J'avais choisi de venir au Canada bien que j’avais une très bonne vie aux Philippines. Toute ma vie, j’étais resté à la maison de mes parents. C’est une pratique courante là-bas, même pour ceux et celles qui grandissent ou qui possèdent déjà leur propre famille. Ma mère est retraitée du secteur de la santé et mon père est directeur d'école à la retraite. Nous avions des bonnes, des personnes pour laver mon linge, du personnel pour mon petit déjeuner et pour répondre à tous mes besoins.

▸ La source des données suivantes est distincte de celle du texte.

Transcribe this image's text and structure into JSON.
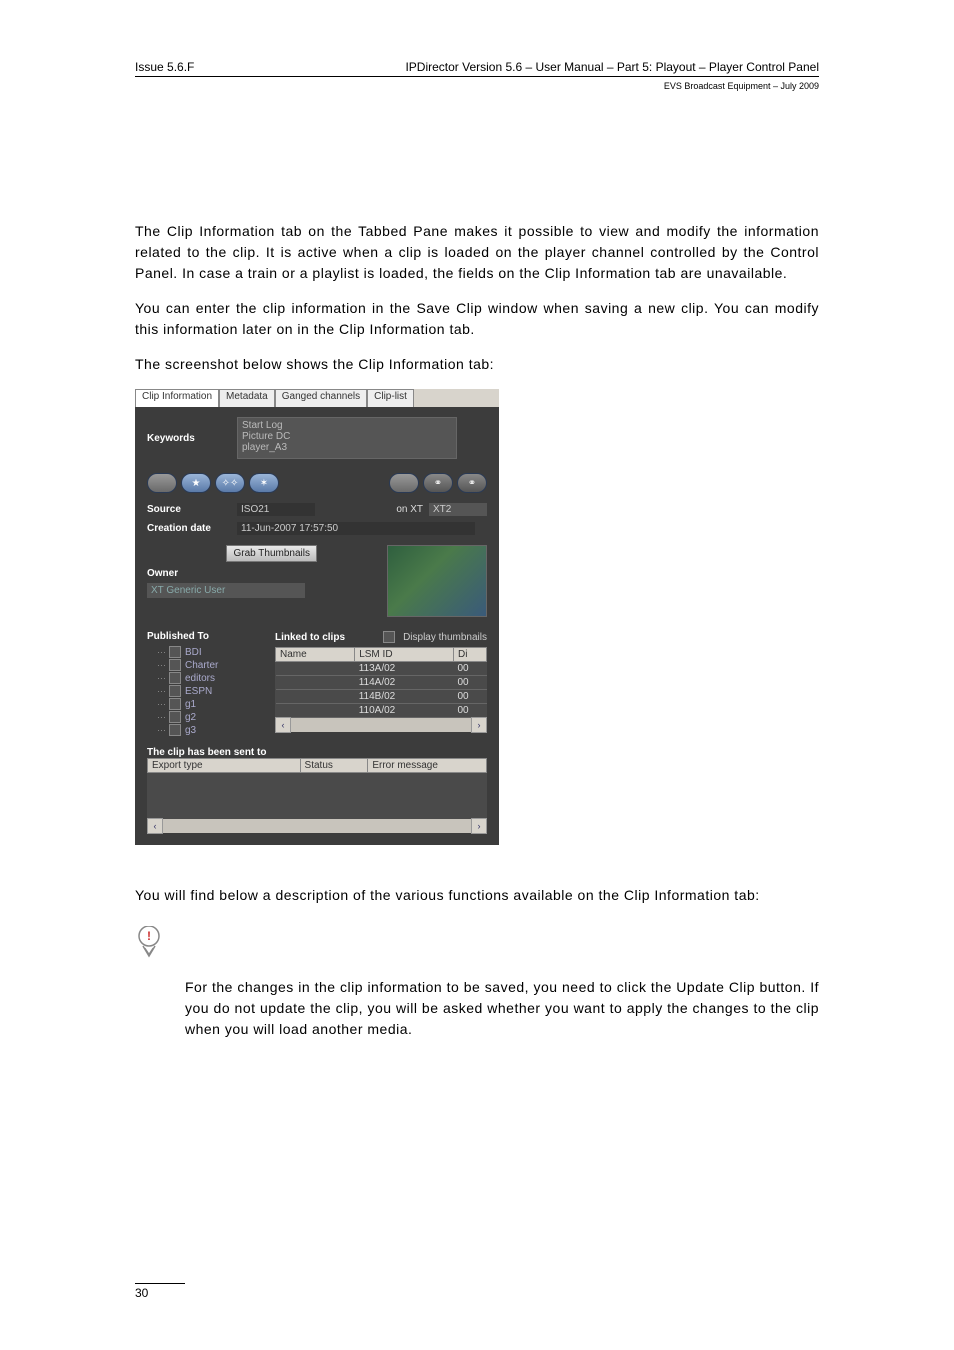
{
  "header": {
    "issue": "Issue 5.6.F",
    "title": "IPDirector Version 5.6 – User Manual – Part 5: Playout – Player Control Panel",
    "sub": "EVS Broadcast Equipment – July 2009"
  },
  "paragraphs": {
    "p1": "The Clip Information tab on the Tabbed Pane makes it possible to view and modify the information related to the clip. It is active when a clip is loaded on the player channel controlled by the Control Panel. In case a train or a playlist is loaded, the fields on the Clip Information tab are unavailable.",
    "p2": "You can enter the clip information in the Save Clip window when saving a new clip. You can modify this information later on in the Clip Information tab.",
    "p3": "The screenshot below shows the Clip Information tab:",
    "p4": "You will find below a description of the various functions available on the Clip Information tab:",
    "note": "For the changes in the clip information to be saved, you need to click the Update Clip button. If you do not update the clip, you will be asked whether you want to apply the changes to the clip when you will load another media."
  },
  "shot": {
    "tabs": [
      "Clip Information",
      "Metadata",
      "Ganged channels",
      "Clip-list"
    ],
    "keywords_label": "Keywords",
    "keywords_value": "Start Log\nPicture DC\nplayer_A3",
    "source_label": "Source",
    "source_value": "ISO21",
    "onxt": "on XT",
    "xt2": "XT2",
    "creation_label": "Creation date",
    "creation_value": "11-Jun-2007 17:57:50",
    "grab_label": "Grab Thumbnails",
    "owner_label": "Owner",
    "owner_value": "XT Generic User",
    "published_label": "Published To",
    "tree_items": [
      "BDI",
      "Charter",
      "editors",
      "ESPN",
      "g1",
      "g2",
      "g3"
    ],
    "linked_label": "Linked to clips",
    "display_thumbs_label": "Display thumbnails",
    "linked_headers": [
      "Name",
      "LSM ID",
      "Di"
    ],
    "linked_rows": [
      {
        "name": "",
        "lsm": "113A/02",
        "d": "00"
      },
      {
        "name": "",
        "lsm": "114A/02",
        "d": "00"
      },
      {
        "name": "",
        "lsm": "114B/02",
        "d": "00"
      },
      {
        "name": "",
        "lsm": "110A/02",
        "d": "00"
      }
    ],
    "sent_label": "The clip has been sent to",
    "sent_headers": [
      "Export type",
      "Status",
      "Error message"
    ]
  },
  "footer": {
    "page": "30"
  }
}
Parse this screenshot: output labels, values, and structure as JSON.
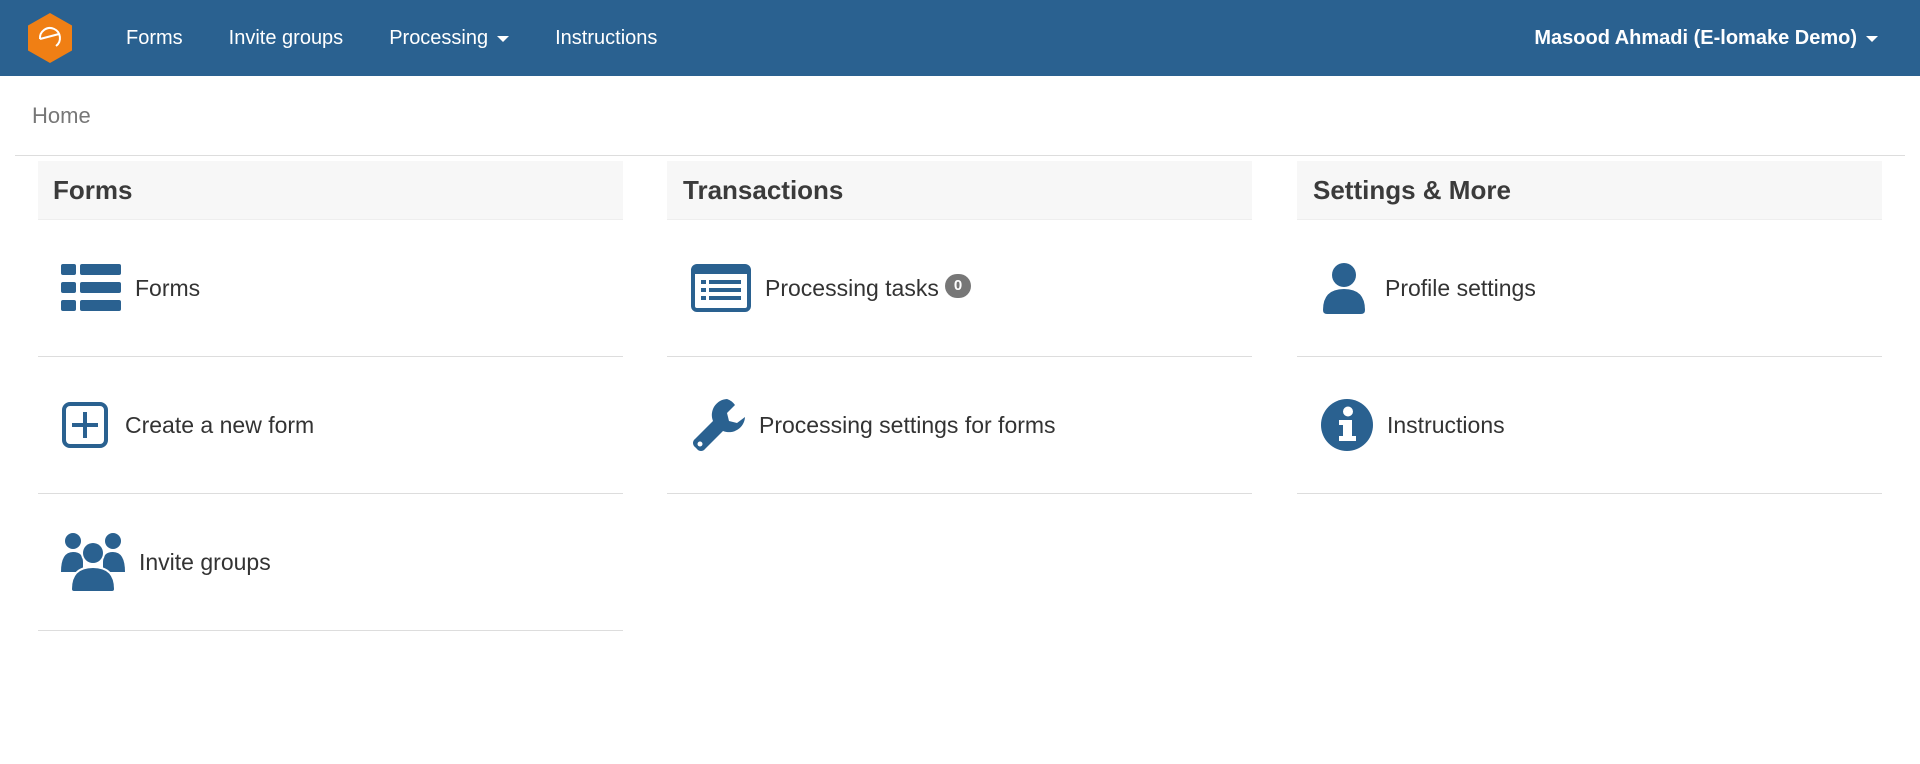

Mon pays me manque et j’ai l'intention d'y aller pour visiter de temps en temps. L'atmosphère culturelle me manque; c’est tellement décontracté. Je vivais près de la mer et je pouvais prendre des pauses pour aller lire un livre à la plage. La nourriture me manque. C’était toujours très frais, venant d’un arbre ou de la mer. C’était vraiment une vie commode mais, à un moment donné, vos parents peuvent exercer beaucoup de contrôle. Ma décision était de me rendre au Canada. Bien que je sois très proche de mon père et nous parlions beaucoup et avions une excellente relation, je n’avais pas dit à mes parents les difficultés que j’avais d’ici et j’avais menti sur mon premier emploi. Mon père me motive toujours et a une personnalité très positive. Il y a une partie positive de mon cœur qui m’aide beaucoup à être une personne heureuse et qui me pousse à aller de l'avant. Je ne peux pas exprimer à quel point je suis satisfait de ma vie actuelle. Je n'ai pas de regrets, je suis très fier de moi d’être venu et d’y avoir survécu par moi-même. Je me sens à l'aise ici. J'adore l'océan et je ne sais pas pourquoi mais j'aime les phares. J'ai une collection de photos et de phares miniatures. Je réalise mon rêve ici. Je ne suis pas à la recherche d'une vie de luxe, je cherche juste une certaine satisfaction personnelle, d'être heureux et de sentir que je construis ma propre vie.